Now let's loop through each of the entries in our data frame, saving at each iteration the number of * characters. Let's then append these entries as an extra column to our DataFrame.
# Initialize list to save open reading frames
stop_codons = []
# Loop through protein sequences counting stop codons
for prot in df_prot.protein:
    stop_codons.append(prot.count('*'))
# Append number of stop codons as column to the dataframe
df_prot['num_stops'] = stop_codons
# Print head of expanded DataFrame
df_prot[['name', 'frame', 'num_stops']].head()
Now that we have the number of stop codons per sequence we need to find which species have at least one stop codon in all 3 ORFs. One of the powerful features about a pandas DataFrame is the way we can access the data. For example let's say we are interested in all the entries that have the aardvark species Orycteropus afer. For this we can use boolean indexing.
Boolean indexing allows us to feed an array full of True and False statements as an index for our DataFrame and it will only return the rows that were true. Let's look at this example.
df_prot[df_prot['name'] == 'Orycteropus_afer']
This is super awesome! We can use this to extract species by species the number of stop codons and then ask if all of them are greater than zero or not.

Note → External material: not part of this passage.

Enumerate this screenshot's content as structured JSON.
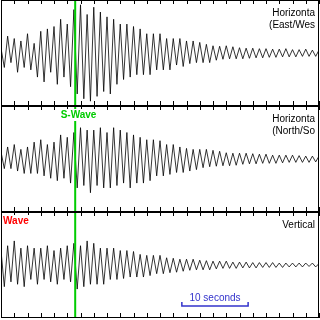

This should return True if each ORF had at least one stop codon and False otherwise.
Let's look at how this would work. Using the same example as above let's ask if all the num_stops entries from the aardvark are greater than zero.
df_prot[df_prot['name'] == 'Orycteropus_afer'].num_stops > 0
As it is this returns the individual boolean statements. If we use the method .all() this will return a single boolean variable. It will be True if and only if all entries are True, and False otherwise.
(df_prot[df_prot['name'] == 'Orycteropus_afer'].num_stops > 0).all()
Let's now generate a new DataFrame where we save the name of the species and a column named all_stops that contains a boolean variable indicating if all ORFs had at least one stop codon.
# Initialize a DataFrame to save per species whether or not all 
# ORFs have stop codons
df_stops = pd.DataFrame(columns=['name', 'all_stops'])
# Loop through species and ask if all frames have a stop codon
for species in enamel_name:
    # Extract the number of stops for the current species
    stops = df_prot[df_prot.name == species].num_stops
    # Ask if all ORFs have stop codons
    species_stop = (stops > 0).all()
    # Append result to DataFrame
    df_stops = df_stops.append(pd.Series([species, species_stop],
                                            index=['name', 'all_stops']),
                               ignore_index=True)
# Print header of DataFrame
df_stops.head()
Eureka! We now have the information we need to test Darwin's hypothesis. Let's find which species had a stop codon in all three ORFs. We can again use the powerful concept of boolean indexing asking which rows have a True in the all_stops column.
df_stops[df_stops.all_stops == True].name
Let's compare this list to the result from the Meredith et al. paper.

A close inspection of this tree will reveal that the 20 species that we found to have stop codons in all ORFs are all of the species in this tree that either have no teeth or their teeth contain no enamel! So yet another proof of the predictive power of Darwin's theory.
In this tutorial we learned how to perform basic sequence manipulations such as removing gaps, indexing and translating from DNA to amino-acids.
We also learned about the power of using pandas to contain and manipulate our data.
All of this with the final goal of testing a prediction that falls directly from Darwin's theory and our modern understanding of genetics. This hopefully gave you an idea of how powerful coding can be in the modern era of DNA sequencing.